The bill gives homeowners a large, immediate tax break and simplifies some filing rules, but it reduces federal revenue and disproportionately benefits wealthier property owners while creating enforcement risks for the IRS.
Homeowners — especially those selling long‑appreciated primary residences (including many middle‑class families) — can exclude unlimited capital gains on a home sale, reducing federal taxes owed and allowing sellers to keep more proceeds for housing, retirement, or reinvestment.
Sellers face simpler tax treatment because the legislation removes the need to track and prorate dollar limits across multiple sales, lowering paperwork and compliance burdens for affected taxpayers.
Federal revenue would decrease because more home sale gains escape taxation, which could widen the budget deficit or reduce funding available for other federal priorities.
Wealthier homeowners stand to gain the most from an unlimited exclusion, worsening equity between homeowners and renters or first‑time buyers and concentrating tax benefits among higher‑wealth households.
The change could invite tax‑planning strategies or repeated use of the primary‑residence exclusion, complicating IRS enforcement and potentially requiring additional guidance or administrative resources.
Based on analysis of 2 sections of legislative text.

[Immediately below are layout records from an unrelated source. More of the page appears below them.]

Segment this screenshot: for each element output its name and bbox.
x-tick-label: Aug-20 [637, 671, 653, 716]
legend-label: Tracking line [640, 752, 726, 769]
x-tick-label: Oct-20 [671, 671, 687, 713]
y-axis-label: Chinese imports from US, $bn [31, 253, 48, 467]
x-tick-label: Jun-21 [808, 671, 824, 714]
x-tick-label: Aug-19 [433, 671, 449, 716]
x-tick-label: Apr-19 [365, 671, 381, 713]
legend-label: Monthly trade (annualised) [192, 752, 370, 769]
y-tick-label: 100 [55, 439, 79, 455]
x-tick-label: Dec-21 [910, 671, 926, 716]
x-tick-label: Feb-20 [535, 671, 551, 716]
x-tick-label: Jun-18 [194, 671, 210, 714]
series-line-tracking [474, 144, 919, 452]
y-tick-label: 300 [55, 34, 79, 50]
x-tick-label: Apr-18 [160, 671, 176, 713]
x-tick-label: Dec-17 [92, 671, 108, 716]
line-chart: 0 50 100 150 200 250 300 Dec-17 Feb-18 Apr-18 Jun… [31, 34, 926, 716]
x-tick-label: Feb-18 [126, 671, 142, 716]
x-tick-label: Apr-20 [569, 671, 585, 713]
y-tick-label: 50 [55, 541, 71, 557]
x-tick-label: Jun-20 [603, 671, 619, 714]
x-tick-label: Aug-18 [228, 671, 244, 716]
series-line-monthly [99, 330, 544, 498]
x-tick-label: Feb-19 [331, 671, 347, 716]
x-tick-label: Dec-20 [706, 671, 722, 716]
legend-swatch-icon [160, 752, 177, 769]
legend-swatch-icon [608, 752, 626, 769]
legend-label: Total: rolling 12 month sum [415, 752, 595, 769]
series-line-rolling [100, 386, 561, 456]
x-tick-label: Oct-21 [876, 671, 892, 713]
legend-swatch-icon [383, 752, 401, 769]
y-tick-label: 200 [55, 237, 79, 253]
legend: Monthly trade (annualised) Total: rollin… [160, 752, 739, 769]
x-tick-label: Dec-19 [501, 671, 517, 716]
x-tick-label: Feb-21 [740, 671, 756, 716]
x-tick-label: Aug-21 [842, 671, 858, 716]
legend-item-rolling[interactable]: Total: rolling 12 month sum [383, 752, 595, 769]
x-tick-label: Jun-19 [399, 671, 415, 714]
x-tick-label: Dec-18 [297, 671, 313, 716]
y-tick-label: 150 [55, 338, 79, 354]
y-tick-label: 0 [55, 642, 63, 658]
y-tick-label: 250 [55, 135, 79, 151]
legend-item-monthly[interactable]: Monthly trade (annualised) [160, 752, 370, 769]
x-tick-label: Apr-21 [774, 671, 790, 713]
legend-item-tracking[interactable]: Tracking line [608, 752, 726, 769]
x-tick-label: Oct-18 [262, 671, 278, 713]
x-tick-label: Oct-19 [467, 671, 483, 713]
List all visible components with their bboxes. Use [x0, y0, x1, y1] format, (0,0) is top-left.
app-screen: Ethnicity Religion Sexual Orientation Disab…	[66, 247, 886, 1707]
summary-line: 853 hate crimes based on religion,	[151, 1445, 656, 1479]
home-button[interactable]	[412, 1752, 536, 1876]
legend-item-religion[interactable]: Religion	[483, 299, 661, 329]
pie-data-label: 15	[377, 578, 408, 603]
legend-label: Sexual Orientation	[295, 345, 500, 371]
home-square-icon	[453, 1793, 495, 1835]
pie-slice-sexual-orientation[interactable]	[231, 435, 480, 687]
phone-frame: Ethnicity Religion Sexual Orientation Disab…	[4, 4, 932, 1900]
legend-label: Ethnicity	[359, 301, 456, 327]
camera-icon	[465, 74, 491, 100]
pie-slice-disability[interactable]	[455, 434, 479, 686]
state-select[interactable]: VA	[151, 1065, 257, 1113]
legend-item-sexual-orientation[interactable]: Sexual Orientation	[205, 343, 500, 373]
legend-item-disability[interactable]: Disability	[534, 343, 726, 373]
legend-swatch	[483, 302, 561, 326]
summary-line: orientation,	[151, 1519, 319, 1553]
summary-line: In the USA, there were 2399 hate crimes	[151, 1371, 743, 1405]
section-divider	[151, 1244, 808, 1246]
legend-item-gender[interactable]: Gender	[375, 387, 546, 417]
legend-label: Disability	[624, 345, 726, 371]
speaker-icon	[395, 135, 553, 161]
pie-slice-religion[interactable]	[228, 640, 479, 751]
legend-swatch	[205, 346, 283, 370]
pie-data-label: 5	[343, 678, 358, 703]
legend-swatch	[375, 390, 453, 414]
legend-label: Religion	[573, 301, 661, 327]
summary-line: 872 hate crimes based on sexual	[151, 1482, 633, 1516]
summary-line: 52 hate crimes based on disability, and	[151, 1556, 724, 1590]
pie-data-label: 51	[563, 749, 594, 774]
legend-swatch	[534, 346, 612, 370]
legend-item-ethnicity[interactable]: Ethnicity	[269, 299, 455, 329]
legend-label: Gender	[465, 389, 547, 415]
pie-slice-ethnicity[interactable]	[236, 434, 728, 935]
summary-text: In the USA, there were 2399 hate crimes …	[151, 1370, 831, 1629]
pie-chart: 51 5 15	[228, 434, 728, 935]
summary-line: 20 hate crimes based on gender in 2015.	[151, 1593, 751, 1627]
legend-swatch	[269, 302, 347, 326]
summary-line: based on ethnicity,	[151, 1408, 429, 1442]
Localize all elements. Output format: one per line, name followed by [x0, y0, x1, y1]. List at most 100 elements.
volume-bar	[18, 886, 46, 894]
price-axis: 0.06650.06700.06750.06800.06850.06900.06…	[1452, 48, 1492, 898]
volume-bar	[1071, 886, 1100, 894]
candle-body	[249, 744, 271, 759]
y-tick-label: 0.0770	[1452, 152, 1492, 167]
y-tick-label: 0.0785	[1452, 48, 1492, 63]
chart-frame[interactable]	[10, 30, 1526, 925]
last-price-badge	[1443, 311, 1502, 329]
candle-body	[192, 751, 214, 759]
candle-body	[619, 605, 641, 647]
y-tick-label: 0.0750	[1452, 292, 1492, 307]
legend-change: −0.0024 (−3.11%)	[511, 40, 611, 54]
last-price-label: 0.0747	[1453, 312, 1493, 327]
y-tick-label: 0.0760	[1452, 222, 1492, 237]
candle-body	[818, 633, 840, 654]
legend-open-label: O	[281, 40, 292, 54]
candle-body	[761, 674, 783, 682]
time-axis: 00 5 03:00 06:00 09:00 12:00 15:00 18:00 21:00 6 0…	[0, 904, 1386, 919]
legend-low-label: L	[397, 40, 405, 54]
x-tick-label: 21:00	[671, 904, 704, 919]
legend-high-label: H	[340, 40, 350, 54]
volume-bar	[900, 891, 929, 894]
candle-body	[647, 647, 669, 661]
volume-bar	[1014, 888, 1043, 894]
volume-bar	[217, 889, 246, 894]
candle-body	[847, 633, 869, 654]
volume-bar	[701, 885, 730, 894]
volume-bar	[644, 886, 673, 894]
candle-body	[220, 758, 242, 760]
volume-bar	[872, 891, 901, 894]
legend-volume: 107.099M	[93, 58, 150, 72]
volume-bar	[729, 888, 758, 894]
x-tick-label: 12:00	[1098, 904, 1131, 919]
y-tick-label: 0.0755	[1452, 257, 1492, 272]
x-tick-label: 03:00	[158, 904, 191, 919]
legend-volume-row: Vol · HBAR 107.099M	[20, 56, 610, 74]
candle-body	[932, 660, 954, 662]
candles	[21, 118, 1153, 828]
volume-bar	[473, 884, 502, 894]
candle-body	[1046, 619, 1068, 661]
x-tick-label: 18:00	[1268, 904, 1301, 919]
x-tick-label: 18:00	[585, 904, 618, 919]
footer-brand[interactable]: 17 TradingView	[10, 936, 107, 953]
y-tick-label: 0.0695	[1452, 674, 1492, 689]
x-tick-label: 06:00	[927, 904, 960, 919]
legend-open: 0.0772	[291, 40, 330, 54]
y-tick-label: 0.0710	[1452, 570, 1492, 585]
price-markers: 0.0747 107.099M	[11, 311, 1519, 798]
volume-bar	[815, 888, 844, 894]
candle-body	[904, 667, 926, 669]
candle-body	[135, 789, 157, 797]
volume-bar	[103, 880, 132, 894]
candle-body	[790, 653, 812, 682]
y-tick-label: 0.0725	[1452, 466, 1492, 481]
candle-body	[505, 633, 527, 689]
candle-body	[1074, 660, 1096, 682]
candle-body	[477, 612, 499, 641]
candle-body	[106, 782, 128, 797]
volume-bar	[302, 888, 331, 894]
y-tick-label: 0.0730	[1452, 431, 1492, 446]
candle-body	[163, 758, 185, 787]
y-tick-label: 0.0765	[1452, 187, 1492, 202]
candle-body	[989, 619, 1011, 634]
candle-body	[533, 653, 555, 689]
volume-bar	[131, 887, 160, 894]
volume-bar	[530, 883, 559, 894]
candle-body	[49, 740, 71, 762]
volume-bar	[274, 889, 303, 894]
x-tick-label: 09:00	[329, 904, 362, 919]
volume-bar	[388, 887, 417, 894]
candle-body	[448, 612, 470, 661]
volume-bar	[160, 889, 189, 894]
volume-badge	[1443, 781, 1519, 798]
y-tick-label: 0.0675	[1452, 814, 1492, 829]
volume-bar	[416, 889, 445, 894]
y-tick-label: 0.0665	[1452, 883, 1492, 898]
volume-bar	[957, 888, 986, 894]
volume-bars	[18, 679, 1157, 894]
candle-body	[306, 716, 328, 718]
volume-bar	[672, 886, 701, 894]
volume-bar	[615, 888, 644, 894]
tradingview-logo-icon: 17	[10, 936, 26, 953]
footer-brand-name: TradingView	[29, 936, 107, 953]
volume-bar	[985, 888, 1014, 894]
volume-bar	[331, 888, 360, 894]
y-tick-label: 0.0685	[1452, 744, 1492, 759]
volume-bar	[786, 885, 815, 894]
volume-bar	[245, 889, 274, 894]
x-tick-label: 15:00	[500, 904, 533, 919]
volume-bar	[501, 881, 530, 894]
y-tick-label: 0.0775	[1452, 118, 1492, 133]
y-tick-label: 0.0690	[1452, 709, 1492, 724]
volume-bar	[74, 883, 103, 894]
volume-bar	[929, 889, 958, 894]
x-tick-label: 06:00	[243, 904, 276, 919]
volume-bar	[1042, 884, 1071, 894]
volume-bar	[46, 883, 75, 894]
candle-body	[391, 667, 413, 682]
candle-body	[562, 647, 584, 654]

Introduced July 10, 2025 by Marjorie Taylor Greene · Last progress July 10, 2025
Repeals the dollar-amount limits on the federal capital-gains exclusion for sales of a taxpayer's principal residence, so taxpayers can exclude the full qualifying gain rather than being limited to fixed dollar caps. It keeps the existing ownership and use rules (the general 2‑year rule for excluding gain) and applies to sales and exchanges after enactment.